“For the love, do not play flirty spy with these men.” He bit his lips together, and I knew it was to keep from smiling.
“I happen to be very, very,” I leaned in closer to him, “very good at flirty spy.” Such a lie. I’d never flirted in the past and was probably bumbling it up now.
He looked over to say something, and the words seemed to freeze in place as he took in my face mere inches from his. That same intense look he so often got came back into his eyes, and I felt like a book whose pages had suddenly fallen open. His arm, still on the back of my chair, shifted so that his palm skated across my shoulders as he moved back into his own space. I pulled back and cleared my throat, snapping my attention back to my menu.
“Anyone interested in appetizers?” Gianna’s husband, Randy, called out to the table.
Heads popped up, and the look was so much like a documentary on meerkats that I’d recently shown my class that I had to clear my throat to cover my sudden laugh. Ford glanced at me, but when my eyes stayed trained on the menu, he returned to the group at large as he suggested a few starters that he knew were good.
“I was right . . . you did order for the table,” I giggled under my breath.
“It’s not my fault I know what’s worth our while here,” he replied, amused.
Randy waved over a server that I hadn’t even seen lurking near a hedge and began repeating the list Ford had just given him.
“Poor guy gets to stand in a hedge waiting for us to need something?” I whispered to Ford as the waiter listened closely.
“I think he’s paid well enough that he’d stand in the fountain if we asked him to,” Ford replied quietly.
“Hmm.” I watched the server for moment before leaning toward Ford again. “Do you think he makes more than I do as a schoolteacher?” I asked jokingly.
“Definitely.”
“You could have lied.”
“What would the point of that be?” he asked.
“Do you honestly think he makes more than me?”
“Possibly.”
“Then the point of lying would have been to spare my feelings,” I retorted. “I do have them, you know.”
“Would anyone like drinks?” the server asked.
I was happy to turn slightly away from Ford and give him my order. Assuming Ford was paying, I made it expensive.
After the server left, I was more than happy to let Ford go back to his wheeling and dealing with the businesspeople while Gianna and I got back to a rousing discussion on a cooking show we both watched.
“I’m hoping to travel to see a taping soon,” Gianna gushed. “Probably in the new year, seeing as this season gets so busy.”
“I teach second grade, and from Halloween through Christmas, it’s basically anyone’s guess how things are going to go. The kids get all wired, the teachers get burnt out, and nobody has any time to spare.”
Gianna giggled and placed her hand on my arm, a universal sign that things were about to get gossipy. “Ford said you met through his daughter. Are you her teacher?”
I shook my head with a smile. “I was for a short time last year, but we hit it off. So this year she invited me to her dad’s birthday party because she said it was only for adults, and I was the only adult friend she had.”
Gianna put her hands over her heart. “So of course you went.”
“Of course I did. What kind of monster would say no to that?” I replied, crossing my fingers against my lap. Gianna did not need to know all the hullabaloo that had surrounded that event.

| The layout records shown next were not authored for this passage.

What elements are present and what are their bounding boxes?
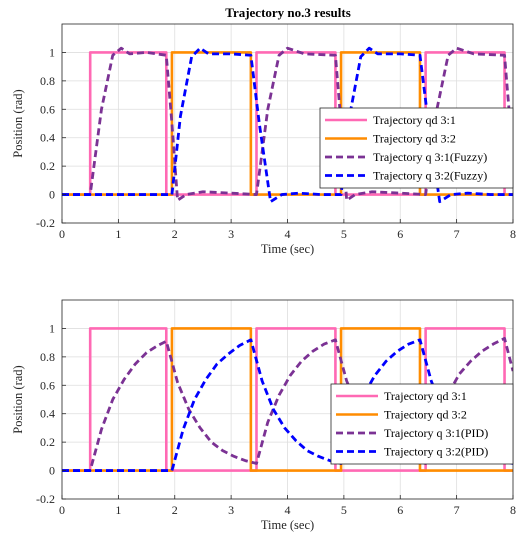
- x-tick-label: 6: [397, 227, 403, 241]
- y-tick-label: 0.6: [40, 102, 55, 116]
- x-tick-label: 4: [285, 503, 291, 517]
- legend-label: Trajectory qd 3:1: [373, 113, 456, 127]
- y-tick-label: 0.4: [40, 407, 55, 421]
- y-tick-label: -0.2: [36, 216, 55, 230]
- bottom-chart: 0 1 2 3 4 5 6 7 8 -0.2 0 0.2 0.4 0.6 0.8 1 Time (sec) Pos…: [11, 299, 516, 532]
- x-tick-label: 7: [454, 503, 460, 517]
- x-tick-label: 3: [228, 227, 234, 241]
- legend-label: Trajectory qd 3:2: [384, 408, 467, 422]
- legend-label: Trajectory q 3:1(PID): [384, 426, 488, 440]
- y-axis-label: Position (rad): [11, 365, 25, 433]
- x-axis-label: Time (sec): [261, 518, 314, 532]
- legend: Trajectory qd 3:1 Trajectory qd 3:2 Trajec…: [319, 107, 514, 189]
- series-line-4: [62, 46, 513, 204]
- legend: Trajectory qd 3:1 Trajectory qd 3:2 Trajec…: [330, 383, 514, 465]
- series-line-1: [62, 327, 513, 472]
- series-line-3: [62, 46, 513, 202]
- x-tick-label: 1: [115, 227, 121, 241]
- y-tick-label: 0.6: [40, 378, 55, 392]
- x-tick-label: 3: [228, 503, 234, 517]
- x-tick-label: 2: [172, 503, 178, 517]
- series-line-1: [62, 51, 513, 196]
- x-tick-label: 4: [285, 227, 291, 241]
- legend-label: Trajectory q 3:2(PID): [384, 445, 488, 459]
- figure-title: Trajectory no.3 results: [225, 5, 351, 20]
- y-tick-label: -0.2: [36, 492, 55, 506]
- legend-label: Trajectory qd 3:1: [384, 389, 467, 403]
- y-axis-label: Position (rad): [11, 89, 25, 157]
- x-tick-label: 1: [115, 503, 121, 517]
- y-tick-label: 0.2: [40, 435, 55, 449]
- x-tick-label: 8: [510, 503, 516, 517]
- x-tick-label: 0: [59, 227, 65, 241]
- x-tick-label: 2: [172, 227, 178, 241]
- x-axis-label: Time (sec): [261, 242, 314, 256]
- x-tick-label: 0: [59, 503, 65, 517]
- legend-label: Trajectory q 3:1(Fuzzy): [373, 150, 487, 164]
- y-tick-label: 0: [49, 188, 55, 202]
- legend-label: Trajectory qd 3:2: [373, 132, 456, 146]
- y-tick-label: 0.2: [40, 159, 55, 173]
- y-tick-label: 1: [49, 321, 55, 335]
- x-tick-label: 6: [397, 503, 403, 517]
- y-tick-label: 0.8: [40, 74, 55, 88]
- y-tick-label: 0.4: [40, 131, 55, 145]
- x-tick-label: 8: [510, 227, 516, 241]
- y-tick-label: 0: [49, 464, 55, 478]
- x-tick-label: 5: [341, 503, 347, 517]
- legend-label: Trajectory q 3:2(Fuzzy): [373, 169, 487, 183]
- y-tick-label: 1: [49, 45, 55, 59]
- top-chart: 0 1 2 3 4 5 6 7 8 -0.2 0 0.2 0.4 0.6 0.8 1 Time (sec) Pos…: [11, 23, 516, 256]
- x-tick-label: 5: [341, 227, 347, 241]
- y-tick-label: 0.8: [40, 350, 55, 364]
- x-tick-label: 7: [454, 227, 460, 241]
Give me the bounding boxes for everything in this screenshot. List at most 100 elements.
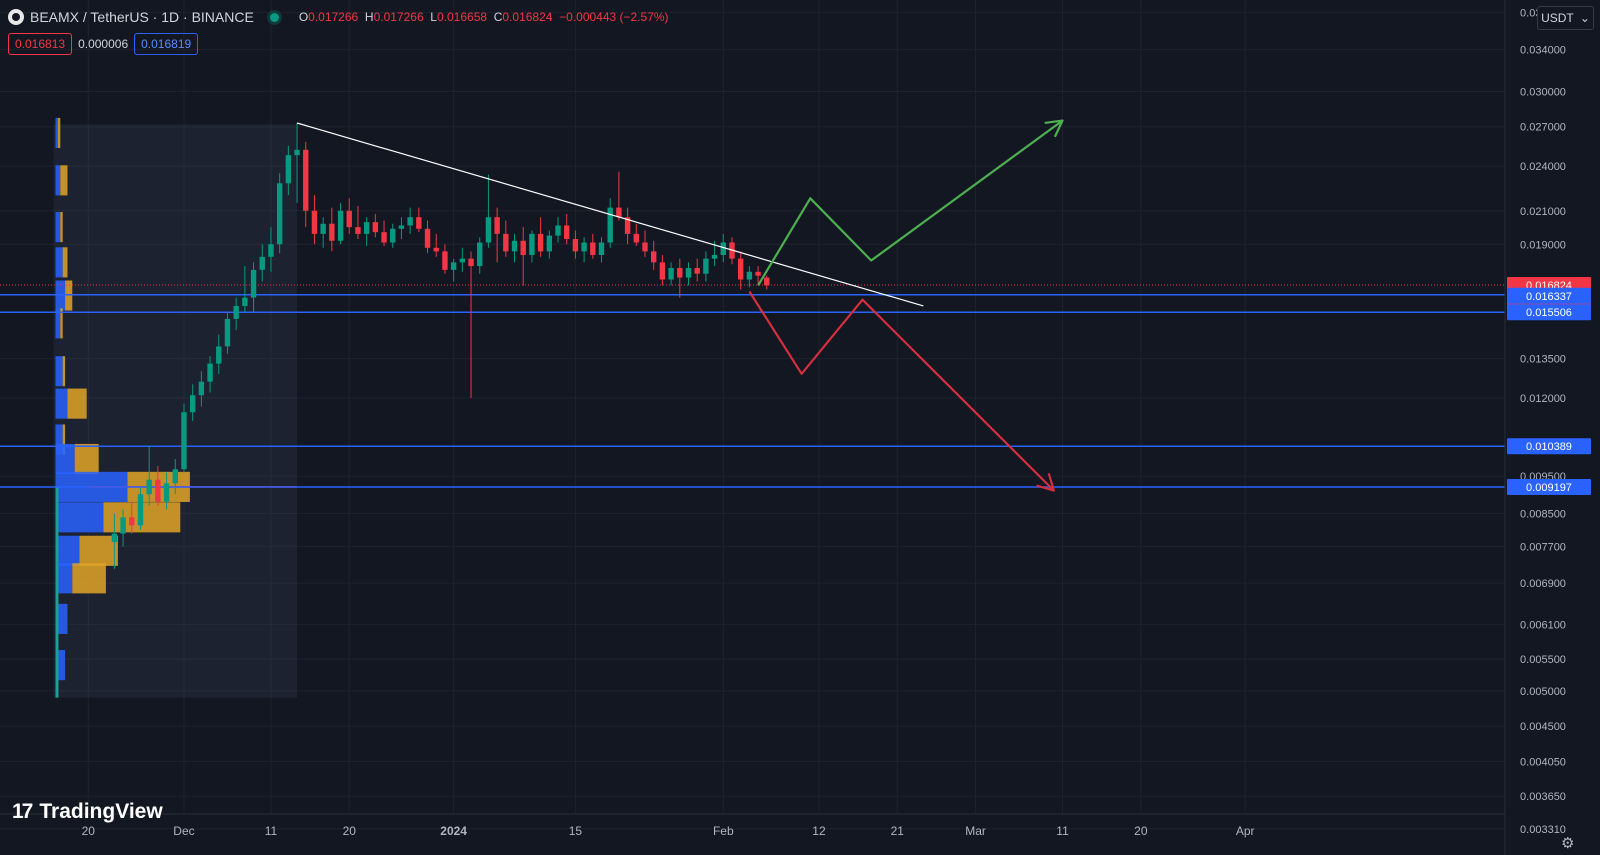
market-open-icon xyxy=(269,12,279,22)
volume-profile-down-bar xyxy=(62,424,66,455)
close-value: 0.016824 xyxy=(502,10,553,24)
candle-body xyxy=(303,149,309,211)
candle-body xyxy=(616,207,622,218)
candle-body xyxy=(651,251,657,263)
candle-body xyxy=(155,479,161,502)
volume-profile-down-bar xyxy=(60,308,63,339)
candle-body xyxy=(181,412,187,470)
time-tick-label: Feb xyxy=(713,824,734,838)
low-label: L xyxy=(430,10,437,24)
candle-body xyxy=(503,233,509,252)
candle-body xyxy=(216,346,222,364)
candle-body xyxy=(259,256,265,270)
spread-value: 0.000006 xyxy=(78,37,129,51)
candle-body xyxy=(694,267,700,274)
volume-profile-down-bar xyxy=(60,165,68,196)
volume-profile-value-area xyxy=(55,486,59,698)
candle-body xyxy=(390,228,396,243)
volume-profile-up-bar xyxy=(55,165,61,196)
candle-body xyxy=(703,258,709,274)
candle-body xyxy=(633,233,639,243)
candle-body xyxy=(294,149,300,156)
currency-label: USDT xyxy=(1541,11,1574,25)
price-tick-label: 0.019000 xyxy=(1520,239,1566,251)
price-tick-label: 0.005500 xyxy=(1520,654,1566,666)
time-tick-label: 11 xyxy=(265,824,278,838)
price-tick-label: 0.027000 xyxy=(1520,122,1566,134)
price-tick-label: 0.012000 xyxy=(1520,393,1566,405)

“And now you and Ford are dating?” she asked.
To stall, I picked up my water glass and took a sip. When I set it down, my pleasant face was back. “It’s . . . undefined.” I couldn’t answer a direct question with a lie.
Gianna’s dark eyes shot over my shoulder to Ford and then back to me. “So he’s available?”
Oh, crap on a cracker. “Not really that either,” I replied, unsure of what Ford would want me to share with business associates.